The event was moderated by Titta Maja, Minister Counsellor at the Permanent Mission of Finland in Geneva. Christoph Anton, Counsellor for the Permanent Mission of Germany to the United Nations, was the first to take the floor. Stating that 200,000 people are killed each year by Small Arms and Light Weapons (SALW), he noted SALW’s effects by causing migration flows of thousands of people, and how they contribute to the destabilization of entire regions and to devastating humanitarian crises. “We have a common interest in combating this problem,” he told a room full of participants, adding that Germany has been supporting the UN Programme of Action (PoA) on Small Arms and Light Weapons (SALW) since its inception – a framework for activities to counter the illicit trade in SALW. Mr. Anton mentioned target 16.4 of the 2030 Agenda for Sustainable Development, which aims to reduce illicit financial and arms flows, as an opportunity for improving cooperation among States.
Next was Jasmin Nario Galace representing the International Action Network on Small Arms (IANSA) Women’s Network. Issues of gender and women’s role and participation in addressing armed violence, are often relegated to the margins, despite the urgent need for it to take a more central role. Ms. Galace mentioned the Fifth Biennial Meeting of States to Consider Implementation of the PoA (BMS5), noting that it called for the facilitation of women’s participation and inclusion as well as the access to training. Following the BMS6, which was held in June 2016 and was the last meeting before the 2018 3rd Review Conference (RevCon3), important questions remain regarding States’ commitments and adherence to its recommendations.
Ms. Galace said, a better understanding of the root causes of armed violence and terrorism remains a challenge, as well as finding non-violent pathways to resolving conflicts. The role of survivors as well as that of health professionals could be significant in order to get their perspectives. Emphasis also should be placed on advancing “peace education,” starting from a young age. Armed violence should also be regarded as a public health issue, rather than just a security one.
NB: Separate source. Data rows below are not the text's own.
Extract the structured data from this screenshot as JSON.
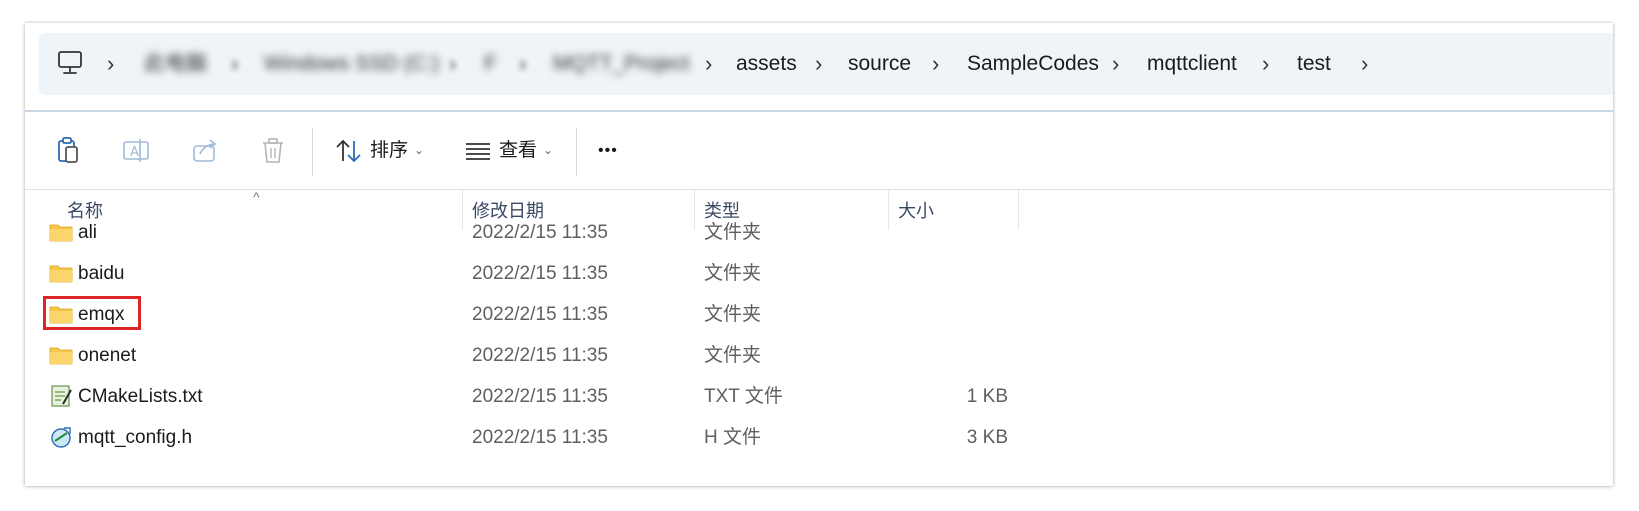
{
  "breadcrumb": {
    "items": [
      "此电脑",
      "Windows SSD (C:)",
      "F",
      "MQTT_Project",
      "assets",
      "source",
      "SampleCodes",
      "mqttclient",
      "test"
    ]
  },
  "toolbar": {
    "sort_label": "排序",
    "view_label": "查看",
    "more_label": "•••"
  },
  "columns": {
    "name": "名称",
    "date": "修改日期",
    "type": "类型",
    "size": "大小"
  },
  "files": [
    {
      "name": "ali",
      "date": "2022/2/15 11:35",
      "type": "文件夹",
      "size": "",
      "icon": "folder-icon"
    },
    {
      "name": "baidu",
      "date": "2022/2/15 11:35",
      "type": "文件夹",
      "size": "",
      "icon": "folder-icon"
    },
    {
      "name": "emqx",
      "date": "2022/2/15 11:35",
      "type": "文件夹",
      "size": "",
      "icon": "folder-icon",
      "highlighted": true
    },
    {
      "name": "onenet",
      "date": "2022/2/15 11:35",
      "type": "文件夹",
      "size": "",
      "icon": "folder-icon"
    },
    {
      "name": "CMakeLists.txt",
      "date": "2022/2/15 11:35",
      "type": "TXT 文件",
      "size": "1 KB",
      "icon": "notepad-file-icon"
    },
    {
      "name": "mqtt_config.h",
      "date": "2022/2/15 11:35",
      "type": "H 文件",
      "size": "3 KB",
      "icon": "header-file-icon"
    }
  ],
  "colors": {
    "highlight": "#dc2626",
    "folder": "#f6c54a",
    "address_bg": "#eff4f9"
  }
}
Daniel Prins, Chief of the Conventional Arms Branch in the UN Office for Disarmament Affairs, touched upon the 2030 Agenda for Sustainable Development and on challenges in new SALW technology.
The final speaker was Baffour Amoa, Chair of IANSA. Mr. Amoa said that while there was some decrease in instances of armed violence across the world in the early 2000s, levels of armed conflict are back up, similar to its peak in 1990s. He said 500,000 people are killed each year in armed conflict, as progress in the implementation of the recommendations of the PoA has been slow. But there have been some achievements too. Between the years 2002-2011, 158 States submitted reports at least once on the transfer of SALW. Other challenges remain in the fact that few states truly authenticate, mark their weapons efficiently or effectively manage their inventories. Stockpile transports, management of surplus as well as the destruction of illicit, ceased or confiscate weapons also remain big hurdles in the road ahead.